Simultaneously study from histo-chemistry point of view could have been carried out.
Summary & Conclusion
A prospective autopsy study is carried out in 130 cases of deaths due to burns from February 1988 to November 1989. Out of 130 cases 35 were males and 95 were females. 80.76% subject belonged to the Hindu religion. The manner of sustaining burns by bursting of stove was predominant etiological factor. Use of kerosene as accelerant was very common (69.23%). Based on history given by the patients, accidental burns were the most common, followed by suicidal and homicidal. The age group 21 to 40 years was involved in 59.24% cases. Most of the cases died within 7 days of sustaining burns.

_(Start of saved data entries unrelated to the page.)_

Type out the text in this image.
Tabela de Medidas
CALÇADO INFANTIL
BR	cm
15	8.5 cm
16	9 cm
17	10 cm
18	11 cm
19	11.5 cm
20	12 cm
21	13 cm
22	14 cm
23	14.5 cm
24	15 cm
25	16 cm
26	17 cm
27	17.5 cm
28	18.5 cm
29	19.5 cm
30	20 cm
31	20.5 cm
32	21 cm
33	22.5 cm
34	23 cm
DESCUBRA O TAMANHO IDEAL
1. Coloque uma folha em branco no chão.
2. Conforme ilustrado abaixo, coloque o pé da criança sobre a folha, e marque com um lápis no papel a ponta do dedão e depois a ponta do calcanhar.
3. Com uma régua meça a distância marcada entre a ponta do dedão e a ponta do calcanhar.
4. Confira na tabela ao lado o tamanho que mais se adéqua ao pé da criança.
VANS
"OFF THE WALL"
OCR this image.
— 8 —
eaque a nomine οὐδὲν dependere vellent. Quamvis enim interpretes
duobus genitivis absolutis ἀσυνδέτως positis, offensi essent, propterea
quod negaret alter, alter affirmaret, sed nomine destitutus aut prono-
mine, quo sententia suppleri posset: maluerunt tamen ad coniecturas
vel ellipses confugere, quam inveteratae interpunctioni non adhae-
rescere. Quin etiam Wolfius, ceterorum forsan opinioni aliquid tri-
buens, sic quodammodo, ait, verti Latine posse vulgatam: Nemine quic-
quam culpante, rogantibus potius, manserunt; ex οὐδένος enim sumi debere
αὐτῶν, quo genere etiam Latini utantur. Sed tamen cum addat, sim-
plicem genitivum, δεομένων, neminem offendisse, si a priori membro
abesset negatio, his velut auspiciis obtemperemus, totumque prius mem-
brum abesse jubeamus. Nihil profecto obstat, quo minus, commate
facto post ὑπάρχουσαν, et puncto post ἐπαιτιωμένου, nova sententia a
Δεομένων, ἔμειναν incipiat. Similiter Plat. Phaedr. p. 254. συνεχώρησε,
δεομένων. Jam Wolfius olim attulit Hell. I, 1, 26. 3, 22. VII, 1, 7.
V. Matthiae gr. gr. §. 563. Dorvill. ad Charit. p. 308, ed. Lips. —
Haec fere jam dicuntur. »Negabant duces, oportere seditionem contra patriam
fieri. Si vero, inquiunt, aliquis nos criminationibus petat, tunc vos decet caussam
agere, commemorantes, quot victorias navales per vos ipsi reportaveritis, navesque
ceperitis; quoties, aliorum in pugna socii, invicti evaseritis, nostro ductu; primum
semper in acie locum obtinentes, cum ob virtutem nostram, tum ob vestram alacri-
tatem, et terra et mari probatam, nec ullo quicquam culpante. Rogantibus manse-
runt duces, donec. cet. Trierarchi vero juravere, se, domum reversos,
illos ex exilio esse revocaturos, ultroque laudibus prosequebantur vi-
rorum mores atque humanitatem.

91.54% cases sustained more than 40% Burns. Microscopic observations of visceral organs: brain, heart, lung, liver, spleen, kidney and adrenal were recorded and analyzed keeping in view the time sequence after burn incidence. Congestion was seen in all cases which died within first 24 hours. On 2nd day onwards in brain, heart the degeneration and focal minimal interstitial myocarditis were observed subsequently. In lung oedema, bronchopneumonia, pneumonia and desquamative interstitial pneumonitis were important findings. In liver degenerative changes, necrosis, regeneration and hepatic sinusoidal dilatation were seen on 2nd day onwards. Similarly spleen showed degeneration necrosis, presence of hyaline like material in arteriolar walls and haemorrhage. In kidney degenerative changes and necrosis of tubular epithelium were observed from1st day. Adrenal showed congestion, degeneration, necrosis, fat depletion and haemorrhage from 1st day onwards. However, it is very difficult to pin-point a cause of death, particularly a single one. It appears that combination of factors like neurogenic shock, hypovolemic shock, toxemia, infections and respiratory complications including presence of bronchopneumonia, pneumonia etc. along with pulmonary oedema, are responsible. Cerebral oedema, pulmonary oedema and generalized congestion also seem to be important in adversely affecting the life processes. In few cases myocarditis with degenerative changes may also contribute to death. In certain number of cases liver necrosis may play an important role by causing metabolic derangement in ultimate fatal result. Acute renal tubular necrosis with varying degree of degenerative changes in kindly also appear to be important contributory factors in causing death particularly in 3 to 7 days. Contrary to observations by many workers in earlier studies, present study shows significant and extensive changes in adrenal in form of congestion, fat depletion, haemorrhage and necrosis in various combinations.